As I walked back to the train station, the rain began to dissipate, and the clouds faded like breath dissolving into the winter air. When I arrived at the station, the bustle of it was strangely muted. I looked up into the sky. A bright new star glittered next to the waning moon, and the people on the platform pointed to it in wonder, faces all turned equally toward this new sight.
Watching the countryside flit past the fixed window, I remembered something I hadn’t thought about in a long time: the first time I saw Maxa, decomposing on that stage.
How she had let herself dissolve away.
* * *
I drifted west, to London, where I worked as a seamstress like my mother had and spent what little discretionary money I had on the movies.
I loved silent films—perhaps because the dark eyes and expressive faces of the actresses, which commanded with so little effort—but when sound arrived I felt a fluttering moth of excitement. The world was advancing forward, in its own way. I did not know then, sitting there in the darkness, that under the dialogue I was hearing the death knells of the Grand-Guignol from across La Manche, one pleasure traded for another.
Then the war came—men doing what men did. When it was over, and the newspapers were filled with humankind’s unspeakable horrors, the Grand-Guignol had nothing new to show us anymore.
* * *
I emigrated to the United States a few years before Hitler’s occupation of Paris. My life settled into some manner of routine. Montmartre was in my past and would remain there.
One afternoon, a letter arrived for me from Algiers: my aunt, searching for me.
I have sent a dozen letters after you, she wrote. Many years have passed since we have laid eyes on each other.

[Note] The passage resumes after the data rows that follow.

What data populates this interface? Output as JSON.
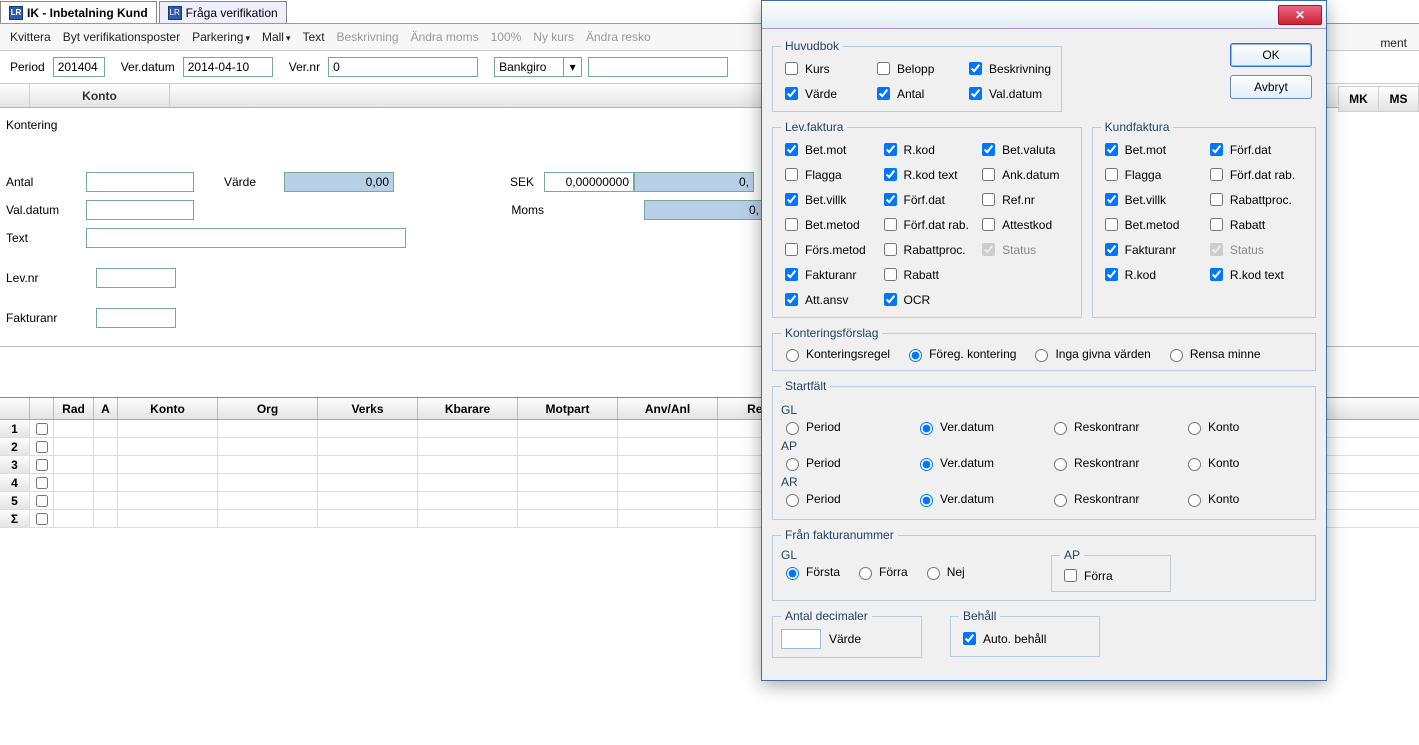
{
  "tabs": [
    {
      "label": "IK - Inbetalning Kund",
      "active": true
    },
    {
      "label": "Fråga verifikation",
      "active": false
    }
  ],
  "toolbar": {
    "items": [
      {
        "label": "Kvittera",
        "disabled": false
      },
      {
        "label": "Byt verifikationsposter",
        "disabled": false
      },
      {
        "label": "Parkering",
        "disabled": false,
        "dd": true
      },
      {
        "label": "Mall",
        "disabled": false,
        "dd": true
      },
      {
        "label": "Text",
        "disabled": false
      },
      {
        "label": "Beskrivning",
        "disabled": true
      },
      {
        "label": "Ändra moms",
        "disabled": true
      },
      {
        "label": "100%",
        "disabled": true
      },
      {
        "label": "Ny kurs",
        "disabled": true
      },
      {
        "label": "Ändra resko",
        "disabled": true
      }
    ],
    "right_end": "ment"
  },
  "fields": {
    "period_label": "Period",
    "period": "201404",
    "verdatum_label": "Ver.datum",
    "verdatum": "2014-04-10",
    "vernr_label": "Ver.nr",
    "vernr": "0",
    "paytype": "Bankgiro",
    "extra": ""
  },
  "grid_header": {
    "konto": "Konto",
    "mk": "MK",
    "ms": "MS"
  },
  "kontering": {
    "title": "Kontering",
    "antal_label": "Antal",
    "antal": "",
    "varde_label": "Värde",
    "varde": "0,00",
    "sek_label": "SEK",
    "sek": "0,00000000",
    "sek2": "0,",
    "valdatum_label": "Val.datum",
    "valdatum": "",
    "moms_label": "Moms",
    "moms": "0,",
    "text_label": "Text",
    "text": "",
    "levnr_label": "Lev.nr",
    "levnr": "",
    "fakturanr_label": "Fakturanr",
    "fakturanr": ""
  },
  "datagrid": {
    "cols": [
      "Rad",
      "A",
      "Konto",
      "Org",
      "Verks",
      "Kbarare",
      "Motpart",
      "Anv/Anl",
      "Resurs"
    ],
    "rows": [
      "1",
      "2",
      "3",
      "4",
      "5",
      "Σ"
    ]
  },
  "dialog": {
    "ok": "OK",
    "cancel": "Avbryt",
    "huvudbok": {
      "legend": "Huvudbok",
      "items": [
        {
          "label": "Kurs",
          "checked": false
        },
        {
          "label": "Belopp",
          "checked": false
        },
        {
          "label": "Beskrivning",
          "checked": true
        },
        {
          "label": "Värde",
          "checked": true
        },
        {
          "label": "Antal",
          "checked": true
        },
        {
          "label": "Val.datum",
          "checked": true
        }
      ]
    },
    "levfaktura": {
      "legend": "Lev.faktura",
      "items": [
        {
          "label": "Bet.mot",
          "checked": true
        },
        {
          "label": "R.kod",
          "checked": true
        },
        {
          "label": "Bet.valuta",
          "checked": true
        },
        {
          "label": "Flagga",
          "checked": false
        },
        {
          "label": "R.kod text",
          "checked": true
        },
        {
          "label": "Ank.datum",
          "checked": false
        },
        {
          "label": "Bet.villk",
          "checked": true
        },
        {
          "label": "Förf.dat",
          "checked": true
        },
        {
          "label": "Ref.nr",
          "checked": false
        },
        {
          "label": "Bet.metod",
          "checked": false
        },
        {
          "label": "Förf.dat rab.",
          "checked": false
        },
        {
          "label": "Attestkod",
          "checked": false
        },
        {
          "label": "Förs.metod",
          "checked": false
        },
        {
          "label": "Rabattproc.",
          "checked": false
        },
        {
          "label": "Status",
          "checked": true,
          "disabled": true
        },
        {
          "label": "Fakturanr",
          "checked": true
        },
        {
          "label": "Rabatt",
          "checked": false
        },
        {
          "label": "",
          "checked": false,
          "spacer": true
        },
        {
          "label": "Att.ansv",
          "checked": true
        },
        {
          "label": "OCR",
          "checked": true
        }
      ]
    },
    "kundfaktura": {
      "legend": "Kundfaktura",
      "items": [
        {
          "label": "Bet.mot",
          "checked": true
        },
        {
          "label": "Förf.dat",
          "checked": true
        },
        {
          "label": "Flagga",
          "checked": false
        },
        {
          "label": "Förf.dat rab.",
          "checked": false
        },
        {
          "label": "Bet.villk",
          "checked": true
        },
        {
          "label": "Rabattproc.",
          "checked": false
        },
        {
          "label": "Bet.metod",
          "checked": false
        },
        {
          "label": "Rabatt",
          "checked": false
        },
        {
          "label": "Fakturanr",
          "checked": true
        },
        {
          "label": "Status",
          "checked": true,
          "disabled": true
        },
        {
          "label": "R.kod",
          "checked": true
        },
        {
          "label": "R.kod text",
          "checked": true
        }
      ]
    },
    "konteringsforslag": {
      "legend": "Konteringsförslag",
      "options": [
        "Konteringsregel",
        "Föreg. kontering",
        "Inga givna värden",
        "Rensa minne"
      ],
      "selected": 1
    },
    "startfalt": {
      "legend": "Startfält",
      "groups": [
        {
          "name": "GL",
          "options": [
            "Period",
            "Ver.datum",
            "Reskontranr",
            "Konto"
          ],
          "selected": 1
        },
        {
          "name": "AP",
          "options": [
            "Period",
            "Ver.datum",
            "Reskontranr",
            "Konto"
          ],
          "selected": 1
        },
        {
          "name": "AR",
          "options": [
            "Period",
            "Ver.datum",
            "Reskontranr",
            "Konto"
          ],
          "selected": 1
        }
      ]
    },
    "franfakturanummer": {
      "legend": "Från fakturanummer",
      "gl_label": "GL",
      "gl_options": [
        "Första",
        "Förra",
        "Nej"
      ],
      "gl_selected": 0,
      "ap_label": "AP",
      "ap_forr_label": "Förra",
      "ap_forr_checked": false
    },
    "antaldec": {
      "label": "Antal decimaler",
      "value": "",
      "unit": "Värde"
    },
    "behall": {
      "label": "Behåll",
      "autolabel": "Auto. behåll",
      "checked": true
    }
  }
}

It was terrible to lose you, beloved creature; I hope to find you soon.
The letter was soft from its travels and, when I placed it against my nose, smelled like incense. My mother had dabbed an oil onto her wrists when she was alive, at night, after I’d always gone to bed, though it lingered on her in the morning. It smelled like this, like a fire in a cedar grove. I had not smelled it in so many years. My body seized up with distant grief, and that was how my lover found me—sitting in an armchair and clutching the letter to my breastbone, spasming with anguish. She brought me a pen and the stationery with my name embossed at the top. “Write back,” she said.